Pakistan is also a producer of cotton, which is used in the country’s textile industry - a major employer. Manufacturers are bracing for a shortage of that too.
On Sunday, Pakistan’s Finance Minister Miftah Ismail said the country would “absolutely not” default on its debt payments despite the floods. Ismail also said that external financing sources had been secured, including more than US $ 4 billion (£3.5 billion) from the Asian Development Bank, Asian Infrastructure Investment Bank and World Bank. About US $ 5 billion of investments from Qatar, the United Arab Emirates and Saudi Arabia would be made in the current financial year, he added.
At the same time, Pakistan’s central bank announced that Saudi Arabia’s development authority had extended a deposit of US $ 3 billion, which had been due for repayment in December, by one year.

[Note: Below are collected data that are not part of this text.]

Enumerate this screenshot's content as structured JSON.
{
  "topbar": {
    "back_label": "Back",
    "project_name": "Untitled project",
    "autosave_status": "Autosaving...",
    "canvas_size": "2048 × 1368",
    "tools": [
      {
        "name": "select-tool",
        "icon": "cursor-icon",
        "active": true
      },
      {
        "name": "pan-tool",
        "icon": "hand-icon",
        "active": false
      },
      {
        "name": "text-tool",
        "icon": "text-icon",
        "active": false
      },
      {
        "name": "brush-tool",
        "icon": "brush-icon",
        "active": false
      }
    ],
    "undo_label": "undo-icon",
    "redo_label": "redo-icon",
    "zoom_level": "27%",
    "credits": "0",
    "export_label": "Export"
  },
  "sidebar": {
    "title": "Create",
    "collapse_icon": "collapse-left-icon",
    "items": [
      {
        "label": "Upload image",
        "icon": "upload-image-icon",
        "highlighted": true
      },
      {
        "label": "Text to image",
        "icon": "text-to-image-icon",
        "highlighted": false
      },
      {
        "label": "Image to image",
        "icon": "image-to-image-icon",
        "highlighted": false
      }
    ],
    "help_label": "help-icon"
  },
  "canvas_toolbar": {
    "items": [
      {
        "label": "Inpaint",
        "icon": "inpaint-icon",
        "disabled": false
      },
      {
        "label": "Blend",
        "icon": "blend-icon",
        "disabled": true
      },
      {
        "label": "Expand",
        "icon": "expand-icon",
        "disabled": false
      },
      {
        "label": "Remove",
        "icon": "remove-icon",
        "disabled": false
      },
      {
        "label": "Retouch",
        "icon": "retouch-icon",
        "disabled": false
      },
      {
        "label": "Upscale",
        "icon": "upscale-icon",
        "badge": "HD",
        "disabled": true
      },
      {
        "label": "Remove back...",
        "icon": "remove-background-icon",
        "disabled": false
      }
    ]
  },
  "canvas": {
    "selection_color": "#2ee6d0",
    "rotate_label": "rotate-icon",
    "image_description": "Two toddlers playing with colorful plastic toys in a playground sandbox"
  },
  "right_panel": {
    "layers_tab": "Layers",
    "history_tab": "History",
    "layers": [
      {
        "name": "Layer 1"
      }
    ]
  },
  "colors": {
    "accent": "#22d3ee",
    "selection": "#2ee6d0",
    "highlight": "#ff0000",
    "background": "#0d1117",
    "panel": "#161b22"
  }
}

Also on Sunday, the International Monetary Fund (IMF) said it would work with countries around the world international community to support Pakistan’s relief and reconstruction efforts. Last month, an IMF bailout package was approved but conditions were attached, like raising taxes and applying austerity measures.
Andrew Wood, an analyst at S&P Global Ratings, flagged “high inflation, a weaker currency and tighter fiscal and monetary conditions” as affecting growth in a recent briefing. He added that the agency estimated the government’s debt position was around 74 percent of GDP.